93 million years ago, a 'winged' eagle shark soared through the oceans.

An illustration of the recently described eagle shark, which lived 93 million years ago in an ancient seaway. (Photo courtesy of Oscar Sanisidro)

It appeared to be a hybrid of a shark and a manta ray.

According to a new study, a strange shark with wing-like fins and a wide, gaping mouth soared through the waters of what is now Mexico about 93 million years ago, when dinosaurs still roamed the Earth.

This strange shark, called Aquilolamna milarcae, or eagle shark of the Milarca Museum, where its fossil will be displayed, resembles manta and devil rays, which have finned wings as well. (Rays are related to sharks but are not sharks.) According to the researchers, this shark lived more than 30 million years before either of those creatures existed.


This ancient shark was probably a filter feeder, like manta and devil rays today, and ate small plankton-like critters when they were hungry. The eagle shark lived in the same kind of marine real estate that modern manta and devil rays do now, according to study lead researcher Romain Vullo.

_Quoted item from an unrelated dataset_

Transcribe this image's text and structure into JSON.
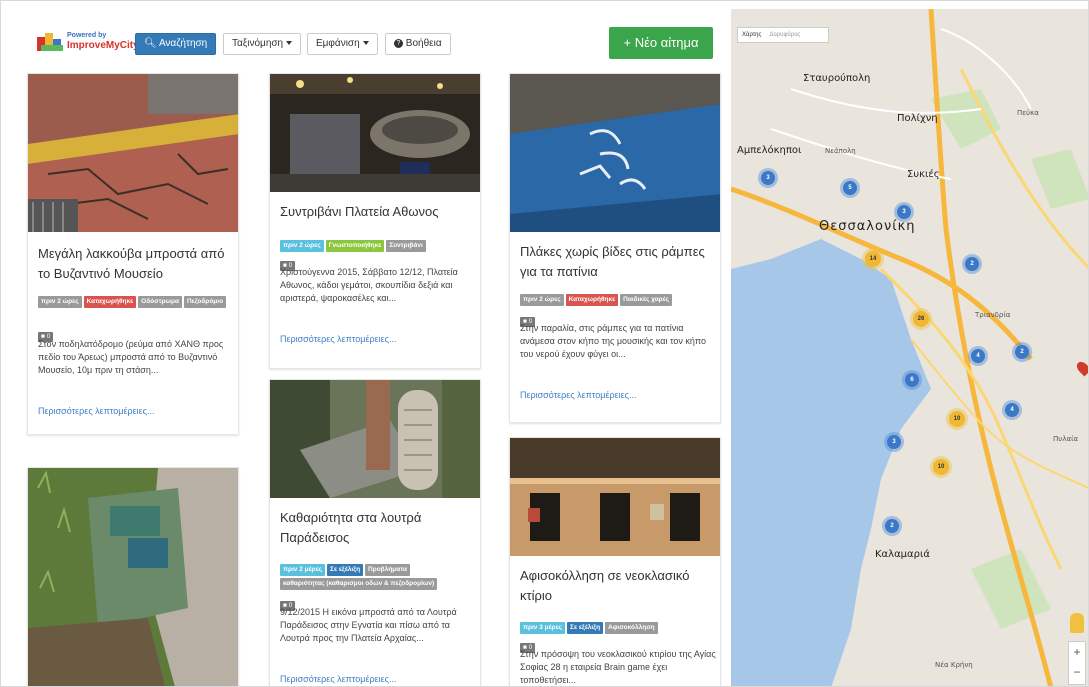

A quarryman discovered the eagle shark specimen — a slab of limestone that preserved most of the shark's fossilized skeleton and imprints of its soft tissues — in Nuevo León, a state in northeastern Mexico, in 2012. When this shark was alive, the Western Interior Seaway, a body of water that extended from the Gulf of Mexico to the Arctic Ocean, covered that part of Mexico. This winged shark is unlike any other shark on the planet today. Aquilolamna has very long, slender pectoral [side] fins, which is one of the most striking features, according to Vullo. With a "wingspan" of about 6.2 feet (1.9 meters) and a total body length of about 5.4 feet, the shark is broader than long (1.65 meters).

Another intriguing feature is the short head, which has an indistinct snout and a broad mouth, according to Vullo. The Aquilolamna's other components, such as its tail and caudal [tail] fin, are similar to those of many contemporary sharks. Aquilolamna has a distinct chimeric appearance as a result of this.

A well-preserved eagle shark fossil, as well as ammonite (Pseudaspidoceras pseudonodosoides) and bony fish fossils, including the needle fish (Rhynchodercetis regio). (Photo courtesy of Wolfgang Stinnesbeck)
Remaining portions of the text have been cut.